- Category: Wildlife
Cheyenne, Wyoming (AP) September 2012
Two coalitions of environmental groups filed notice that they intend to sue the U.S. Fish and Wildlife Service over the agency’s decision to end federal protections for wolves in Wyoming.
The groups oppose the state of Wyoming’s classification of wolves as predators that can be shot on sight in more than 80 percent of state when federal protections end Oct. 1. Wyoming also has scheduled a regulated trophy wolf hunt in the remainder of the state, an area around the eastern and southern borders of Yellowstone National Park, starting next month.
The environmental groups emphasize that Wyoming’s current wolf management plan is similar to an earlier version that the federal agency repudiated after initially accepting it a few years ago. They claim the federal government is stopping wolf management for political reasons, not because the current plan is any better than the last one.
“The Wyoming wolf plan and removing protections for Wyoming wolves is a disaster for wolf recovery,” said Noah Greenwald, endangered species director for the Center for Biological Diversity in Portland, Ore.
Both coalitions filed their notice to sue in federal court in Washington.
Wyoming Gov. Matt Mead and Interior Secretary Ken Salazar have worked closely together since Mead took office last year on an agreement to end federal wolf protections. The federal government already has turned over wolf management in Idaho and Montana to those states and both have held wolf hunts.
Wyoming has committed to maintaining at least 10 breeding pairs of wolves and at least 100 individual animals outside of Yellowstone and the Wind River Indian Reservation. Wildlife managers say there are currently about 270 wolves in the state outside Yellowstone.
“We anticipated this lawsuit because these groups have shown that any management plan which allows for hunting is unacceptable for them,” Mead said.
Attempts to reach representatives of the Fish and Wildlife Service in Denver and Washington weren’t immediately successful.
The Fish and Wildlife Service had accepted a similar delisting plan from Wyoming in 2007 only to repudiate it after a federal judge criticized it in response to a legal challenge from environmental groups.
Jenny Harbine, lawyer with Earthjustice in Bozeman, Mont., represents groups that filed legal notice: Defenders of Wildlife, Center for Biological Diversity, Natural Resources Defense Council and the Sierra Club.
“We think that that current Wyoming law is a kissing cousin of the former law which both the Fish and Wildlife Service and the federal court found too extreme to justify delisting,” Harbine said.
Although Wyoming will take over wolf management on Oct. 1, Harbine said legal rules require the groups to wait 60 days after filing their intent to sue notices before they can take any legal action.
Groups in the other coalition that filed notice were WildEarth Guardians, Alliance for the Wild Rockies, Biodiversity Conservation Alliance, Conservation Congress, Friends of Animals, Friends of the Clearwater, National Wolfwatcher Coalition and the Western Watersheds Project.

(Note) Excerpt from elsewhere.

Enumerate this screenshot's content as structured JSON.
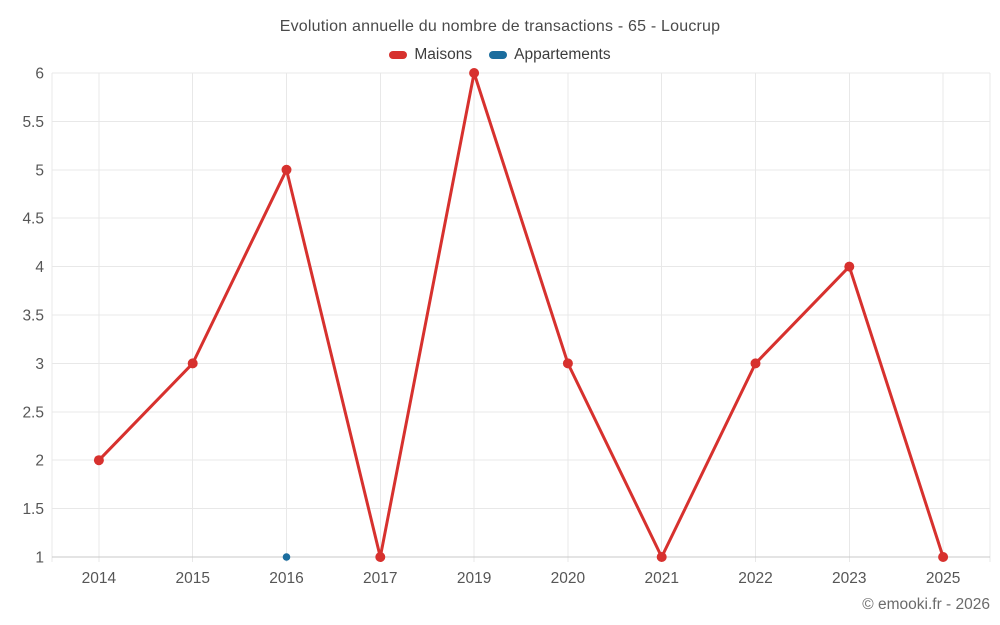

Environmental groups maintain that Wyoming’s rising total elk population shows wolves aren’t having an unacceptable effect. But Sy Gilliland, secretary and treasurer of the Wyoming Outfitters and Guides Association, said wolves are taking a steep toll on the wildlife herds in northwestern Wyoming.
“The numbers that they show when they talk about statewide statistics have nothing to do with the elk herds that are being impacted in northwestern Wyoming,” Gilliland said. “Those elk herds are being severely impacted. The moose, the Shiras moose, is all but extinct in northwestern Wyoming. Several moose areas have been closed to hunting. There’s virtually no moose population left north of Jackson, west of Cody, or north of Dubois.”